Anthropologist Lynne Isbell was running through a glade in central Kenya in 1992 when something suddenly caused her to freeze in her tracks. "I stopped just in front of a cobra," she says. "It was raised with its hood spread out."
Isbell, who is at the University of California, Davis, says she has spent the past couple of decades trying to understand how she could have reacted before her conscious brain even had a chance to think â cobra!

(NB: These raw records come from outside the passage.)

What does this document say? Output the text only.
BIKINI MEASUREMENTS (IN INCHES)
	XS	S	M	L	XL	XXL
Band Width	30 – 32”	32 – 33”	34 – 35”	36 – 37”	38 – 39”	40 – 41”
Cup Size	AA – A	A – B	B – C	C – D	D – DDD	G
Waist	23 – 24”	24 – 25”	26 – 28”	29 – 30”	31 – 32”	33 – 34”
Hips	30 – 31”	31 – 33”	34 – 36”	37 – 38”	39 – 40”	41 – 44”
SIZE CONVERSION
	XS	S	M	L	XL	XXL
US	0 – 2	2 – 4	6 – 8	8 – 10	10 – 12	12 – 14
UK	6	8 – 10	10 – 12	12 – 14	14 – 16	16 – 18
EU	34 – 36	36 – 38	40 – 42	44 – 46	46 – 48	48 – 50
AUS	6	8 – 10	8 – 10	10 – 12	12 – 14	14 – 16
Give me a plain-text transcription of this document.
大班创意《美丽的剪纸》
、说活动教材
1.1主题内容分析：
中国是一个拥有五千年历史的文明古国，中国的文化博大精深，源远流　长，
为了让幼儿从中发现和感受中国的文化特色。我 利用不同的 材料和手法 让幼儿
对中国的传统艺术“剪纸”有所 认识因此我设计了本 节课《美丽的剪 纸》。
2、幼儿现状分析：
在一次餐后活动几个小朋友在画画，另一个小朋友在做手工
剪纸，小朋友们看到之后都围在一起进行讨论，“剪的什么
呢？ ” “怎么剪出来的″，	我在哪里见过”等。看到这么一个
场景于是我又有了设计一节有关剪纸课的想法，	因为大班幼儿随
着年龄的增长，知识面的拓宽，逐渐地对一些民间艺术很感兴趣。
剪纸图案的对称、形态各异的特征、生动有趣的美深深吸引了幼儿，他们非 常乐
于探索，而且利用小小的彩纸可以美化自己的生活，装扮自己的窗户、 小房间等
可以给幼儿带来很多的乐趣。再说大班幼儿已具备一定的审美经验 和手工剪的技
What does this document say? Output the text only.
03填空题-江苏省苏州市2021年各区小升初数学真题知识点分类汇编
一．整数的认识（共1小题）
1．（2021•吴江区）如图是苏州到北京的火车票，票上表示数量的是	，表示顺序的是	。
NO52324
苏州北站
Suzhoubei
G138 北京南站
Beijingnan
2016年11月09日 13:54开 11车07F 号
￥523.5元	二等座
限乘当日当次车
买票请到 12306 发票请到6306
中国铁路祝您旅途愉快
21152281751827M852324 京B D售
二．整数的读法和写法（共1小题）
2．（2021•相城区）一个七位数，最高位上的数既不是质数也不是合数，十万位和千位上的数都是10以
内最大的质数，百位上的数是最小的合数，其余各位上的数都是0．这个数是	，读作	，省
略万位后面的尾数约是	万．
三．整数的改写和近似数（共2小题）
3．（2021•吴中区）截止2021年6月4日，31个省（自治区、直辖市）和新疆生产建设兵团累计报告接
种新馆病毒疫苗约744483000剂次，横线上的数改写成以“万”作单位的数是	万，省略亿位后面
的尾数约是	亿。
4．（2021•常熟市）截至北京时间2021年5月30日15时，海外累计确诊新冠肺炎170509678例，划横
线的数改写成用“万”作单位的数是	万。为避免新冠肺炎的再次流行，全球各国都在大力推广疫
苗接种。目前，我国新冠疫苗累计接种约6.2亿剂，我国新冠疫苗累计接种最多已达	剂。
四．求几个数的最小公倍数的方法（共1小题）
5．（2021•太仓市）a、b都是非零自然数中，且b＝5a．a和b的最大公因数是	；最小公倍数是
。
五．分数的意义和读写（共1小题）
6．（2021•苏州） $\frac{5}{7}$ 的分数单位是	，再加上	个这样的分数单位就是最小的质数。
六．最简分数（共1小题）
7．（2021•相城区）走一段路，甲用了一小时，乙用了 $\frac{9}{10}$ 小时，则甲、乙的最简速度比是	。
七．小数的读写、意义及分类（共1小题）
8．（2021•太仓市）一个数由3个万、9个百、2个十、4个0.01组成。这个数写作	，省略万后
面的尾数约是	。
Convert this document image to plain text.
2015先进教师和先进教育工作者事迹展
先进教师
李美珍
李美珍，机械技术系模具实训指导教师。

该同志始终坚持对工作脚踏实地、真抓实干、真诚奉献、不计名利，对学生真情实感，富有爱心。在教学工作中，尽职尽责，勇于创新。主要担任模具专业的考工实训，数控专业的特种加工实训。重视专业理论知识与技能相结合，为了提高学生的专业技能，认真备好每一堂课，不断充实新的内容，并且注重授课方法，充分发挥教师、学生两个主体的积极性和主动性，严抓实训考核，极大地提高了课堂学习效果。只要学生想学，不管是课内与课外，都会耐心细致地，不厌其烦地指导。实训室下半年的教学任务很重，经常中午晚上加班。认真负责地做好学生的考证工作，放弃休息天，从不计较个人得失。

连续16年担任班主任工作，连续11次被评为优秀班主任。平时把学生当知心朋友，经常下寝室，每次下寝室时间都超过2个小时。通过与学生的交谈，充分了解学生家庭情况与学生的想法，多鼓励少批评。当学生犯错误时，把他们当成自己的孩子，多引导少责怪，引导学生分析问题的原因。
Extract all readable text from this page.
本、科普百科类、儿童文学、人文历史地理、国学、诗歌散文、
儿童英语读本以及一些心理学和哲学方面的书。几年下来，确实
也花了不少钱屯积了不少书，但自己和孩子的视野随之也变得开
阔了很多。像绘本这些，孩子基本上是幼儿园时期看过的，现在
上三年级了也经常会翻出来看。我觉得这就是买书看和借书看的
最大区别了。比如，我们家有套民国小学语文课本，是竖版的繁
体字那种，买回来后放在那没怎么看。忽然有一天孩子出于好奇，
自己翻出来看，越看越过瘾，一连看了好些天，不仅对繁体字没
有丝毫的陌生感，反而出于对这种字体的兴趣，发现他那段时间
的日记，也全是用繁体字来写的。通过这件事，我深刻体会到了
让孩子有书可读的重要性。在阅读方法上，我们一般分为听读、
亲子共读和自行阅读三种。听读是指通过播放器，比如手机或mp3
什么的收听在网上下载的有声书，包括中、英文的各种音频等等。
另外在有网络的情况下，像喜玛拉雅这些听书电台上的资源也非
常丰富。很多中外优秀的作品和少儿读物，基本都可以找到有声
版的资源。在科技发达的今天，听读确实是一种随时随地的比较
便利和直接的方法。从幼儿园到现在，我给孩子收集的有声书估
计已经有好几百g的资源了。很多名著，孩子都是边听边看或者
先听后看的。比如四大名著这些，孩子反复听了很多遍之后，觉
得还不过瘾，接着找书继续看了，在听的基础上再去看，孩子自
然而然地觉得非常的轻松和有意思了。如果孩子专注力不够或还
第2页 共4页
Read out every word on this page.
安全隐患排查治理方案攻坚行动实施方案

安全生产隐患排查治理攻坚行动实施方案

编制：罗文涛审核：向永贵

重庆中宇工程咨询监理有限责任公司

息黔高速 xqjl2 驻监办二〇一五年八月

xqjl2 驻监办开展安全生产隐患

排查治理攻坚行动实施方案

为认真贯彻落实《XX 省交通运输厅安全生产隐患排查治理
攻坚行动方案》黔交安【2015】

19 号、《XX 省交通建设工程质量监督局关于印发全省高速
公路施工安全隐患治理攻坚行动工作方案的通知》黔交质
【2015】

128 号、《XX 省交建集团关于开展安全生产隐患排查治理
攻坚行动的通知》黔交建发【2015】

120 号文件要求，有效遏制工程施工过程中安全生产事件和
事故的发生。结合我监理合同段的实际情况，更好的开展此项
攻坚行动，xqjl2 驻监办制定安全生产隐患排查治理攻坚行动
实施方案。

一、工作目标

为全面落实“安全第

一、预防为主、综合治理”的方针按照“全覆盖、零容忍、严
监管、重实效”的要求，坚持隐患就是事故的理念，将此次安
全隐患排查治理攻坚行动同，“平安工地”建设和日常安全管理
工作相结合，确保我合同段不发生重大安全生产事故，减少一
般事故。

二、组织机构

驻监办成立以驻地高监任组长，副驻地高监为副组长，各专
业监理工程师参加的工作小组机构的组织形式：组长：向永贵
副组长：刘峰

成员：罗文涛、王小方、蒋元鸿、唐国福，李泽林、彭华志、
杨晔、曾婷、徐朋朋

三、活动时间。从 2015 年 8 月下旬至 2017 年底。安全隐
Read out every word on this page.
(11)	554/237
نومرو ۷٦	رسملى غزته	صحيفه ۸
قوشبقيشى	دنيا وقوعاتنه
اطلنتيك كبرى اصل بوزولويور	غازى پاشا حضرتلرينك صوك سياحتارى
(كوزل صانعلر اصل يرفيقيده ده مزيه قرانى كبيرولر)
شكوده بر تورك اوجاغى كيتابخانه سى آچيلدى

"At first I thought it was luck," she says. "But now I'm pretty sure that it's not luck. It's a reflection of 60 million years of evolutionary history working on my visual system."
The answer involves monkeys, the evolution of primate vision and a part of the brain called the pulvinar, which Isbell explains in Monday's Proceedings of the National Academy of Sciences.
In the years after her encounter with the cobra, Isbell developed a theory that snakes are a major reason that humans and other primates evolved really good vision.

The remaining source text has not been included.